Connacionales deportados, tratados peor que delincuentes en Estados Unidos
cidadãos mexicanos deportados dos Estados Unidos vivem uma provação antes de atingir o México, a partir do momento em que são apreendidas, através de maus-tratos em centros de detenção até algemado do país.
migrantes detidos são enviados para o México em um dos três voos semanais estão programadas às segundas, terças e quintas-feiras, que atingem um dos 11 postos de fronteira concordou.
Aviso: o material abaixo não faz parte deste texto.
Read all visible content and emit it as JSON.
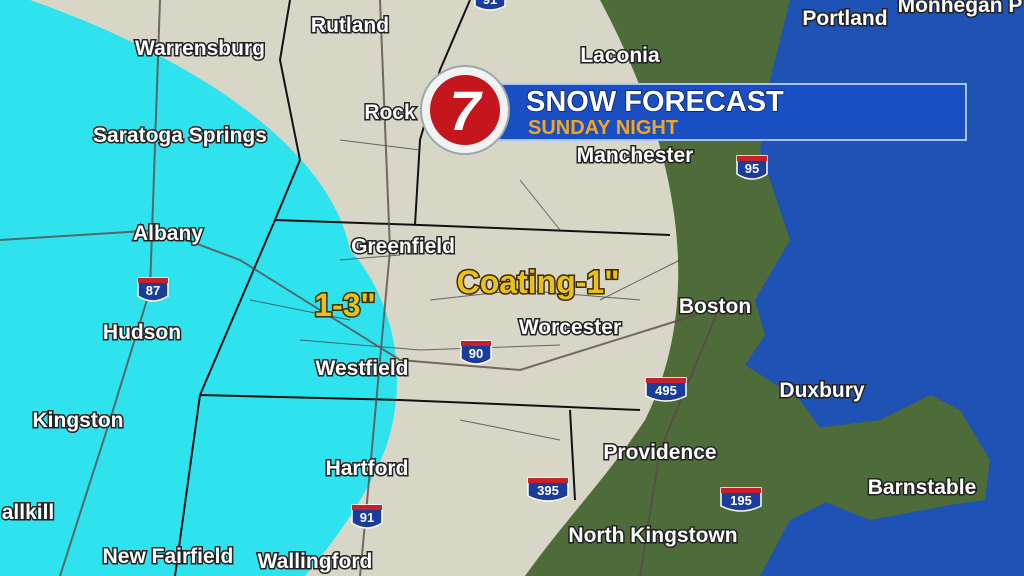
{
  "header": {
    "logo": "7",
    "title": "SNOW FORECAST",
    "subtitle": "SUNDAY NIGHT"
  },
  "zones": [
    {
      "label": "1-3\""
    },
    {
      "label": "Coating-1\""
    }
  ],
  "cities": [
    "Rutland",
    "Warrensburg",
    "Laconia",
    "Portland",
    "Monhegan P",
    "Rock",
    "Saratoga Springs",
    "Manchester",
    "Albany",
    "Greenfield",
    "Boston",
    "Hudson",
    "Worcester",
    "Westfield",
    "Duxbury",
    "Kingston",
    "Providence",
    "Hartford",
    "Barnstable",
    "allkill",
    "North Kingstown",
    "New Fairfield",
    "Wallingford"
  ],
  "highways": [
    "91",
    "95",
    "87",
    "90",
    "495",
    "395",
    "195",
    "91"
  ]
}
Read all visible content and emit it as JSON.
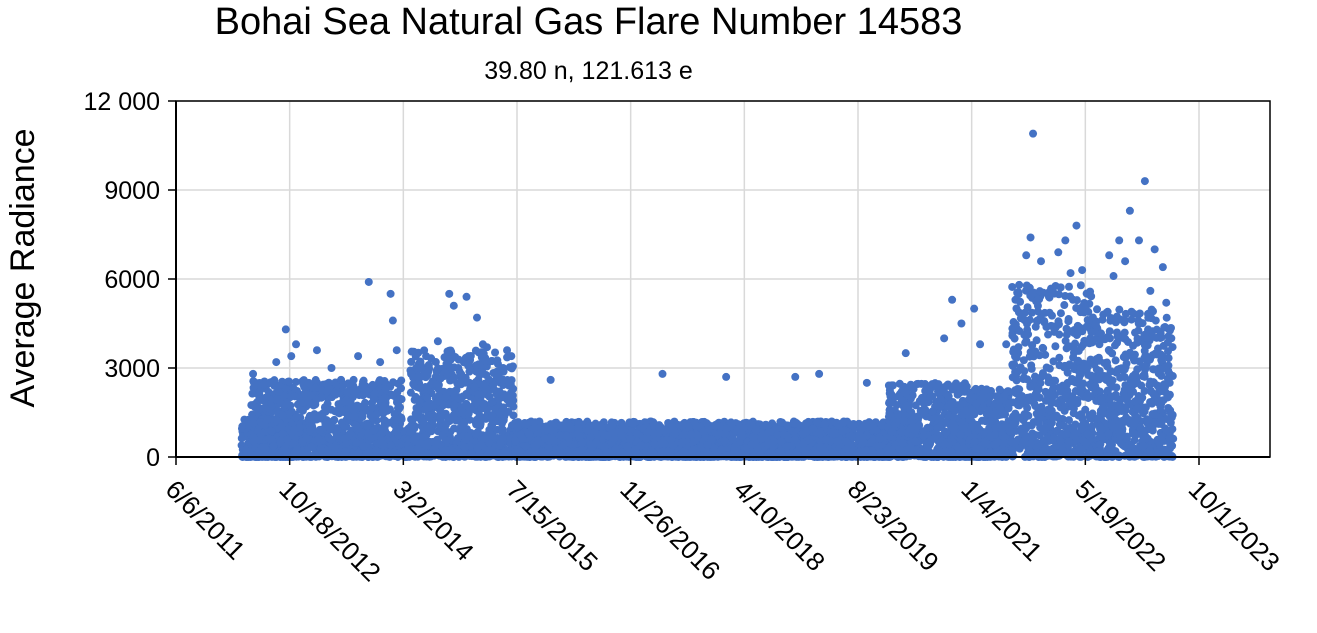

Todas as viagens guardado e mãos e pés algemados durante a viagem.
Eles viveram Luis Fernando Ortiz, 22 anos, que chegou em 24 de Janeiro à Cidade do México, depois de passar 12 anos no país vizinho e foi preso quatro dias após Donald Trump se tornou presidente dos Estados Unidos.
Durante a Agenda Fórum: New Beginnings, o jovem narrou que antes de atingir o México passou por três centros de detenção de imigração, localizado em Wisconsin, Louisiana e Novo México. "Sempre que você está deixando um centro, nós amarrou o tempo todo com algemas, corrente em torno da cintura e segurou os pés."
Ele observa que os oficiais têm pouco interesse na saúde dos migrantes, como havia adultos mais velhos com problemas que exigem uma bengala de apoio ao caminhar, mas "eles não se importam".
No último centro de detenção permaneceu uma semana no território dos Estados Unidos, onde apenas a pressão verificada-lo e, em seguida, trancou-o em uma grande sala, com todos aqueles que estavam a bordo do avião.
"Você começa a lista de chamadas e, dependendo do nível de cada segurança algemá-lo e você está chamando para embarcar no ônibus que leva você para o aeroporto até deixá-lo sair algemado de solo mexicano até que passo."; Após a chegada, eles removeram os anexos que segurar suas mãos, pés e cintura.
Ilegalidade, o maior crime
O jovem veio de 10-year-old cidade de Kentucky, Estados Unidos, e foi educado para o nível de ensino médio.
Ele fez o seu processo de ação diferida para chegadas infância (DACA por sua sigla em Inglês), uma das iniciativas promovidas pelo ex-presidente Barack Obama para suspender a deportação de jovens indocumentados.
No entanto, Luis Fernando explica que um dia houve uma discussão em casa e os vizinhos chamaram a polícia para verificar a situação. "Antes de se aposentar, ele me pediu minha identificação e número da Segurança Social, mas não porque lhes fizera."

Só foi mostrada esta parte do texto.